Ce dernier pencha sa tête et écouta ses dires. Acquiesçant, il semblait suivre les explications avec attention. Essayant de saisir des bribes de conversation en tendant l’oreille, Geréon ne réussit pas à comprendre ce qui se disait. Il comprit seulement certains mots au passage.
— Je vois, dit le roi Berimund. Intéressant… Oui… J’en conviens. BON ! fit-il alors de manière bien audible. Vous vous engagez à baisser les taxes sur vos importations de laines provenant de notre royaume en échange de notre aide armée c'est bien ça.

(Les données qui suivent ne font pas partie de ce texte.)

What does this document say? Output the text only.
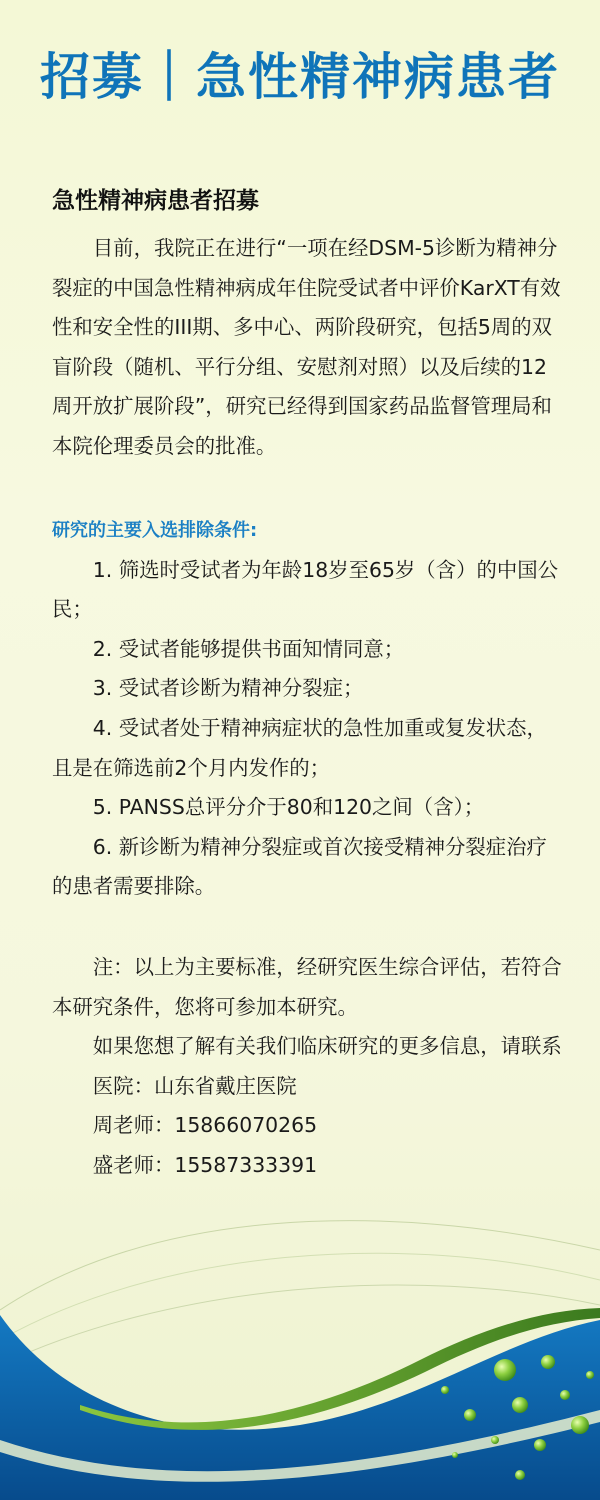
招募｜急性精神病患者
急性精神病患者招募

目前，我院正在进行“一项在经DSM-5诊断为精神分裂症的中国急性精神病成年住院受试者中评价KarXT有效性和安全性的III期、多中心、两阶段研究，包括5周的双盲阶段（随机、平行分组、安慰剂对照）以及后续的12周开放扩展阶段”，研究已经得到国家药品监督管理局和本院伦理委员会的批准。

研究的主要入选排除条件:

1. 筛选时受试者为年龄18岁至65岁（含）的中国公民；

2. 受试者能够提供书面知情同意；

3. 受试者诊断为精神分裂症；

4. 受试者处于精神病症状的急性加重或复发状态，且是在筛选前2个月内发作的；

5. PANSS总评分介于80和120之间（含）；

6. 新诊断为精神分裂症或首次接受精神分裂症治疗的患者需要排除。

注：以上为主要标准，经研究医生综合评估，若符合本研究条件，您将可参加本研究。

如果您想了解有关我们临床研究的更多信息，请联系

医院：山东省戴庄医院

周老师：15866070265

盛老师：15587333391
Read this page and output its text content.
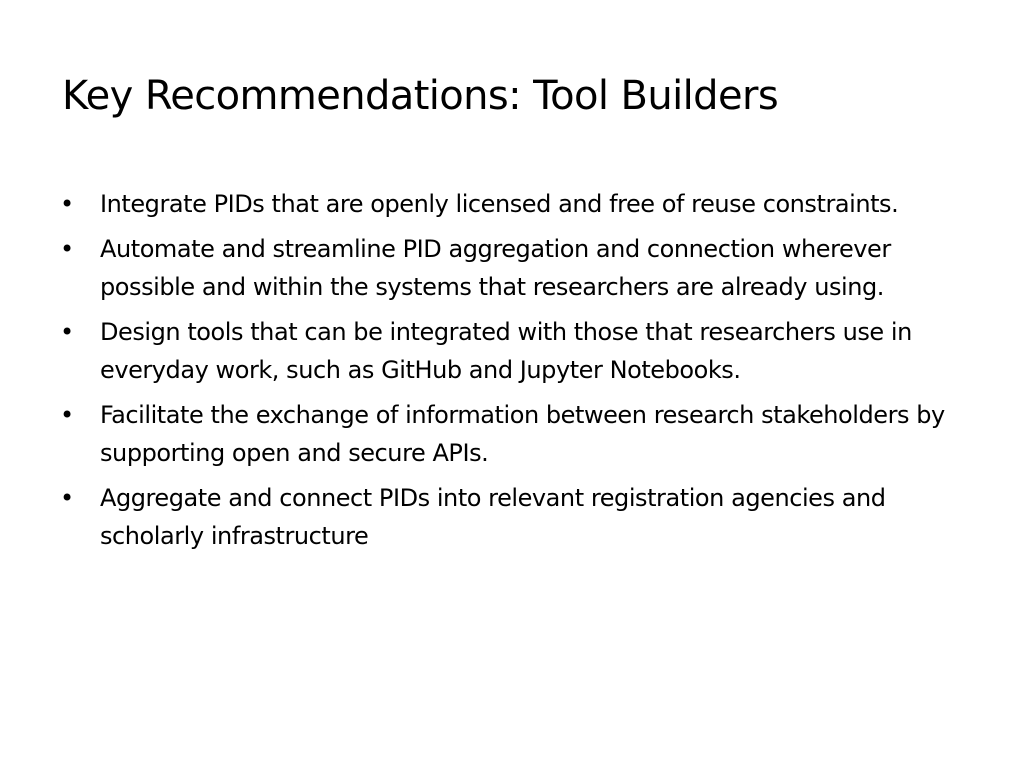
Key Recommendations: Tool Builders
• Integrate PIDs that are openly licensed and free of reuse constraints.
• Automate and streamline PID aggregation and connection wherever possible and within the systems that researchers are already using.
• Design tools that can be integrated with those that researchers use in everyday work, such as GitHub and Jupyter Notebooks.
• Facilitate the exchange of information between research stakeholders by supporting open and secure APIs.
• Aggregate and connect PIDs into relevant registration agencies and scholarly infrastructure
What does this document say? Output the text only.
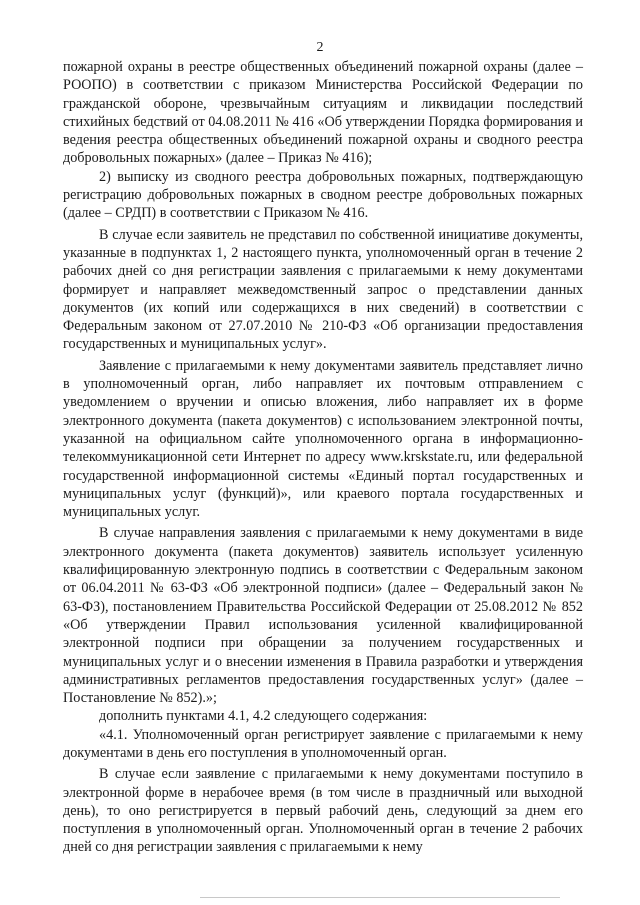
2

пожарной охраны в реестре общественных объединений пожарной охраны (далее – РООПО) в соответствии с приказом Министерства Российской Федерации по гражданской обороне, чрезвычайным ситуациям и ликвидации последствий стихийных бедствий от 04.08.2011 № 416 «Об утверждении Порядка формирования и ведения реестра общественных объединений пожарной охраны и сводного реестра добровольных пожарных» (далее – Приказ № 416);

2) выписку из сводного реестра добровольных пожарных, подтверждающую регистрацию добровольных пожарных в сводном реестре добровольных пожарных (далее – СРДП) в соответствии с Приказом № 416.

В случае если заявитель не представил по собственной инициативе документы, указанные в подпунктах 1, 2 настоящего пункта, уполномоченный орган в течение 2 рабочих дней со дня регистрации заявления с прилагаемыми к нему документами формирует и направляет межведомственный запрос о представлении данных документов (их копий или содержащихся в них сведений) в соответствии с Федеральным законом от 27.07.2010 № 210-ФЗ «Об организации предоставления государственных и муниципальных услуг».

Заявление с прилагаемыми к нему документами заявитель представляет лично в уполномоченный орган, либо направляет их почтовым отправлением с уведомлением о вручении и описью вложения, либо направляет их в форме электронного документа (пакета документов) с использованием электронной почты, указанной на официальном сайте уполномоченного органа в информационно-телекоммуникационной сети Интернет по адресу www.krskstate.ru, или федеральной государственной информационной системы «Единый портал государственных и муниципальных услуг (функций)», или краевого портала государственных и муниципальных услуг.

В случае направления заявления с прилагаемыми к нему документами в виде электронного документа (пакета документов) заявитель использует усиленную квалифицированную электронную подпись в соответствии с Федеральным законом от 06.04.2011 № 63-ФЗ «Об электронной подписи» (далее – Федеральный закон № 63-ФЗ), постановлением Правительства Российской Федерации от 25.08.2012 № 852 «Об утверждении Правил использования усиленной квалифицированной электронной подписи при обращении за получением государственных и муниципальных услуг и о внесении изменения в Правила разработки и утверждения административных регламентов предоставления государственных услуг» (далее – Постановление № 852).»;

дополнить пунктами 4.1, 4.2 следующего содержания:

«4.1. Уполномоченный орган регистрирует заявление с прилагаемыми к нему документами в день его поступления в уполномоченный орган.

В случае если заявление с прилагаемыми к нему документами поступило в электронной форме в нерабочее время (в том числе в праздничный или выходной день), то оно регистрируется в первый рабочий день, следующий за днем его поступления в уполномоченный орган. Уполномоченный орган в течение 2 рабочих дней со дня регистрации заявления с прилагаемыми к нему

— Oui, votre majesté, s’empressa de dire Geréon.
— Ça ne risque pas de plaire à votre guilde lainière.
— Certainement, mais ces derniers seront prêt à quelques sacrifices pour que le digne héritier du Corvin puisse garder le trône.
—Dans ce cas, je suis sûr que nous trouverons un arrangement. Mon bon héraut, qu’elles sont les effectifs que nous pourrions leur envoyer sans affaiblir nos défenses ?
— Calculant bien silencieusement, ce dernier dit d’une voix assurée. Je pense que deux mille hommes seraient un bon nombre.
C'était bien moins qu’espérer, mais toute aide était la bienvenue après les premiers affrontements bien sanglants que le Corvin avait connus. Et puis le roi Berimund avait plutôt réputation à plutôt pendre les envoyés du Corvin cas les écouter, tout se passait plutôt bien finalement…
Voyant Geréon acquiescer pour montrer son accord, le roi reprit.
— Bien si la chose est entendue, je vous laisse voir tout ça avec mes conseillers dans la soirée. Vous pouvez disposer.
Alors que la délégation du Corvin quittait la salle après avoir salué sa Majesté en se confondant en révérence. Ce dernier tendit à nouveau sa main et ses servants lui donnèrent une nouvelle coupe qu’ils remplirent. Souriant quand la chose fut faite, Berimund regarda les hommes du Corvin partir en les fixant.
Et voilà, se dit Geréon en quittant les lieux. Prêt de vingt jours de route pour un échange si court. Ha ! les têtes couronnées… Ils n’ont donc aucune considération pour nous autres, les petites gens.